Biraz daha ayrıntısına girmeden belirtmek gerekir ki, hapishanelerde artan baskı, ezilen ve sömürülen halk kitlelerine son yıllarda daha da arttırılan baskı politikasından bağımsız değildir. Genel olarak ezen ve ezilen sınıflar arasında çelişkilerin şiddetlendiği, eşitsizliğin arttığı ve eskisi gibi egemenlerin rahatça yönetemediği ve krize girdikleri tarihi koşullarda egemen sömürücülerin en acımazsız yüzü hapishanelerde ortaya çıkar. Devrimci şiarlarla öne çıkan kitleler kapitalistler düzeninde kurşunlara hedef olur, hapishanelere de tarif edilemez zulüm altına alınırlar. Çünkü hapishane verili düzenin sürdürülmesinde egemen sınıfın baskı aygıtı olan devletin işlevli bir parçasıdır. Her bakımdan sistem onu oluşturan tüm parçalarıyla düşünülmeli. Kapitalist sistemin suça sürüklediği kesimlerin durumu ile devrimci kitlelerin en öne çıkmış öğeleri olan politik tutsakların hapishanelerdeki durumu farklıdır. Adli tutuklu ve hükümlülerde insani olmayan zor koşullarda tutulsalar da, baskı politikası devrimci tutsaklara uygulanmaktadır. Baskının olduğu yerde direnmek zaruri ve meşrudur. Bu karşıt yönüyle hapishaneler hem büyük acıların yaşandığı hem de tarihi direnişin ortaya çıktığı alanlardır. Tutsakların mücadelesi Türkiye ve Kuzey Kürdistan halklarının kurtuluş ve özgürlük mücadelesiyle özdeşleşmiştir. Egemenler her dönem devrimci tutsakları tümüyle kitlelerden yalıtmak, ruhen, fikren yıkıma uğratarak ideolojik ve siyasi olarak teslim almak için başvurulmadık yol ve yöntem bırakmasalar da bu amaçlarında başarılı olamamışlardır. Devrimci tutsaklara baskının amacı onları mevcut düzene biat ettirmektir. Komünist, devrimciler darağaçlarında kürsüyü tekmelediler, ölüm oruçlarında canlarını verdiler, kurşunlarla, demir çubuklarla Diyarbakır, Ulucanlar, Buca, Ümraniye’de 19-22 Aralık’ta öldürüldüler, ama teslim alınamadılar-olmadılar. 19-22 Aralık 2000’de 28 devrimciyi katlederek geçiş yapılan F Tipi hapishanelerin recrid-tredman sistemiyle bilinen baskı politikasına karşı politik tutsaklar tarihi miraslarına yaslanarak direnmeye devam etmektedirler.

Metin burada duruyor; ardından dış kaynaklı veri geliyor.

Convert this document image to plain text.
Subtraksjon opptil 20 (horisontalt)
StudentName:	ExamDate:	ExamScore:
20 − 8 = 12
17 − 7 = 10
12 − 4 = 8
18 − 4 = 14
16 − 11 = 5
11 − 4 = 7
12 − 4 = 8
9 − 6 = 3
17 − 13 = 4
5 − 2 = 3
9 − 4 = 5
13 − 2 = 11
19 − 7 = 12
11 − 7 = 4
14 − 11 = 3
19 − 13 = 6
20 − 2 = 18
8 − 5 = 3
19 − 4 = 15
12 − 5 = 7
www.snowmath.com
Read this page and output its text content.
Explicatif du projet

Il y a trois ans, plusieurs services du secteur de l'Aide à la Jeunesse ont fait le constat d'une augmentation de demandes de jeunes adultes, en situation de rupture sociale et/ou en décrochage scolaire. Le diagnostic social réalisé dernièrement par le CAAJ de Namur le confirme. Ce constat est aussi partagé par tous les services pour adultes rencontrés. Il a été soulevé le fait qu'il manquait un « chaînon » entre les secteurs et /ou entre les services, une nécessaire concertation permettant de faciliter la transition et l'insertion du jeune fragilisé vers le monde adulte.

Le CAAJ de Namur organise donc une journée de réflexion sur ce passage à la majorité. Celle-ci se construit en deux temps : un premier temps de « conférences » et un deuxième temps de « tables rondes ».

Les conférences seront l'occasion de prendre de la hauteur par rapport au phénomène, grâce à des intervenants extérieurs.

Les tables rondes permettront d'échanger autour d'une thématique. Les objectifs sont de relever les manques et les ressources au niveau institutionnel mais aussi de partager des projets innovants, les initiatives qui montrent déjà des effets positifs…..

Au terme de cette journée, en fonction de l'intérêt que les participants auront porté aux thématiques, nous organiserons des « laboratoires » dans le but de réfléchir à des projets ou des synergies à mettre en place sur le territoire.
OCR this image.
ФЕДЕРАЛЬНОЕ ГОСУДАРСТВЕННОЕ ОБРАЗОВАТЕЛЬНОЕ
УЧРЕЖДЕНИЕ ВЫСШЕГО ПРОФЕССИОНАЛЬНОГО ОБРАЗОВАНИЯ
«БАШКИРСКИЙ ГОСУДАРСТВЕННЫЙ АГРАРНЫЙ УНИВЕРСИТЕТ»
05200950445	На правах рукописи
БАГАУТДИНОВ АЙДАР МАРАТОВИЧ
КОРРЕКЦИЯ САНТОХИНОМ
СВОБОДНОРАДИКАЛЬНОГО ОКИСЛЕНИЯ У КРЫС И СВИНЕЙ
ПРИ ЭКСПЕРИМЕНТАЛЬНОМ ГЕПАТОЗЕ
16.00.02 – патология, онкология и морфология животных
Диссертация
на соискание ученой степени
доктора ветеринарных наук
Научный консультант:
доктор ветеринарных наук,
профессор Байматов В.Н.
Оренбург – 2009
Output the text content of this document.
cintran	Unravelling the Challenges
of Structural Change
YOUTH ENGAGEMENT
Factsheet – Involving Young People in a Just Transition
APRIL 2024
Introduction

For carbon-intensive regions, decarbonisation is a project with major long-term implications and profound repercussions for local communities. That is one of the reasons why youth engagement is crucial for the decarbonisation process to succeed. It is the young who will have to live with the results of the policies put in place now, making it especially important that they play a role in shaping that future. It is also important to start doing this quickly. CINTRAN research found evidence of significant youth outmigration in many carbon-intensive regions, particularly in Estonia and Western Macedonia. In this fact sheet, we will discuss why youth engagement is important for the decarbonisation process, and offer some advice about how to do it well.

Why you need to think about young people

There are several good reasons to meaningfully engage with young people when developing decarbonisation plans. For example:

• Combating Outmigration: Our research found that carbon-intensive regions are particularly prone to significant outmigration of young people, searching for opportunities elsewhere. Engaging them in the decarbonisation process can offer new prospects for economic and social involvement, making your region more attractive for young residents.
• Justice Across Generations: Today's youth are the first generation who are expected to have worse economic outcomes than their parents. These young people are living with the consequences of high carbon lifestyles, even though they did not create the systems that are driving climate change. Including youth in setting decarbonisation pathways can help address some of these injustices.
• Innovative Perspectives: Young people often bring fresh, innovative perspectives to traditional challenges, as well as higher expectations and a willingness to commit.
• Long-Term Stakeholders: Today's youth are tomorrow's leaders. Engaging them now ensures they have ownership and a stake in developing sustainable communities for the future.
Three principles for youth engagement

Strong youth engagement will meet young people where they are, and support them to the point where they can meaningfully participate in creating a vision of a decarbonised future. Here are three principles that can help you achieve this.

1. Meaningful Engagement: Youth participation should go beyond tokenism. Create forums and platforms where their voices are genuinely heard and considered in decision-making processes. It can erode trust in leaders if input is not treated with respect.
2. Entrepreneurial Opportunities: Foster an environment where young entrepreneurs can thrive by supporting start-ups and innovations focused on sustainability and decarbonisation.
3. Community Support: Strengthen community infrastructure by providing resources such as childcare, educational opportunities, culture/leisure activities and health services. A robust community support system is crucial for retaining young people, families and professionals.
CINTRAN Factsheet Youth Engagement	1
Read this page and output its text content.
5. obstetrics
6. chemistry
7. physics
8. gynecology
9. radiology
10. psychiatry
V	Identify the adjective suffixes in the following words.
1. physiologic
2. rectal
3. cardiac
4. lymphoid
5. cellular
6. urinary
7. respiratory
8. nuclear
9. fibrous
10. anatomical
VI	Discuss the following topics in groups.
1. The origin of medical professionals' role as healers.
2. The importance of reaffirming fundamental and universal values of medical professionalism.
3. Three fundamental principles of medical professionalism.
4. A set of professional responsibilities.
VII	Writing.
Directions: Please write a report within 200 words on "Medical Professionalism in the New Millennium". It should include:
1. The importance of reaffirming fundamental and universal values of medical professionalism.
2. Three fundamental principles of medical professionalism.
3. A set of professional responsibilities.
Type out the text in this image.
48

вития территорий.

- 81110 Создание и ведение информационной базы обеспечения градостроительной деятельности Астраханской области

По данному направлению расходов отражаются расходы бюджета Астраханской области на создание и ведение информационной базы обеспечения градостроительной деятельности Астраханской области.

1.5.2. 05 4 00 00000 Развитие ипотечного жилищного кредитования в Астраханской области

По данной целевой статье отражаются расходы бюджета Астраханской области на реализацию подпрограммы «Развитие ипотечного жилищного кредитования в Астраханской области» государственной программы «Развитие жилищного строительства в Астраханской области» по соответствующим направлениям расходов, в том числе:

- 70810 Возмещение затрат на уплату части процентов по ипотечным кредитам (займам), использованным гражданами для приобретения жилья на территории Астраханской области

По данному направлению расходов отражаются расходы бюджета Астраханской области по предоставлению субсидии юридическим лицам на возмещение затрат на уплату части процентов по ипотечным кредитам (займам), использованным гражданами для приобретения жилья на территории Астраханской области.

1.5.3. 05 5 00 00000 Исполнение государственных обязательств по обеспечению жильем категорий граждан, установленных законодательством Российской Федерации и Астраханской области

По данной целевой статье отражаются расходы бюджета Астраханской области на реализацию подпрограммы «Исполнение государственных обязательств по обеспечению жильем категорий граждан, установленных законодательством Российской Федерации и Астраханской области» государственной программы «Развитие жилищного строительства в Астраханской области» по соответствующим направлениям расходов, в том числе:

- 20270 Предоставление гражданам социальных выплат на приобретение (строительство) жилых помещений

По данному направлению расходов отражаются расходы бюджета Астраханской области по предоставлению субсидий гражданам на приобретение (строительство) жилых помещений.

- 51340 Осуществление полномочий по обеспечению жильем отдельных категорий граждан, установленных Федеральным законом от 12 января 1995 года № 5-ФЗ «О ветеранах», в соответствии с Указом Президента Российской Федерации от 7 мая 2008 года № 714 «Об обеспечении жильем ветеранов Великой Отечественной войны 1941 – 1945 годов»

Ortaçağın kör zindanlarından söz edilmiyor, modern çağın teknolojisiyle donatılmış mekanlarda, zamana yayılmış biçimde komünistler, devrimciler başta olmak üzere çeşitli muhalefet kesimlerinin mevcut düzenin sınırlarında hizaya sokulması amacıyla planlanmış çok yönlü bileşenleriyle tutsakların öğütülmesi için sert dişlileriyle dönen çarklara sahip hapishane sisteminden söz ediyoruz. Biat etme dayatmasına karşı sınıf bilinçli özgürlüğün kişinin ve ait olduğu hareketin iradesinde direnişle somutlaşması arasındaki karşıtlık sürekli bir niteliktir. Keza geçici gevşeme dönemleri olsa da sürekli olan baskıdır. Hapishanelerde tutulan politik tutsakların parçası olduğu işçi sınıfı, emekçi halk kitleleri, demokratik ilerici kesimler, Kürt ulusu üzerinde devlet baskısı arttırılınca, kaçınılmaz olarak eğmen burjuva sınıfın bu baskısı hapishanelerde iki kat daha şiddetli biçime bürünmektedir. Son yıllarda tutsaklar üzerinde katlanmış baskı bu olguyu fazlasıyla göstermektedir. Faşist devlet diktatörlüğünün her alandaki baskı, zor ve şiddetine yaslanan AKP’nin sürekli sayılarını arttırdığı yeni açılan hapishanelerle övünmesi şaşırtıcı değildir. Demokrasiyi tanımayan ve dışlayanların düzenini temsil edenler tabiki baskı aygıtlarıyla övünür başka ne yapacaklardı?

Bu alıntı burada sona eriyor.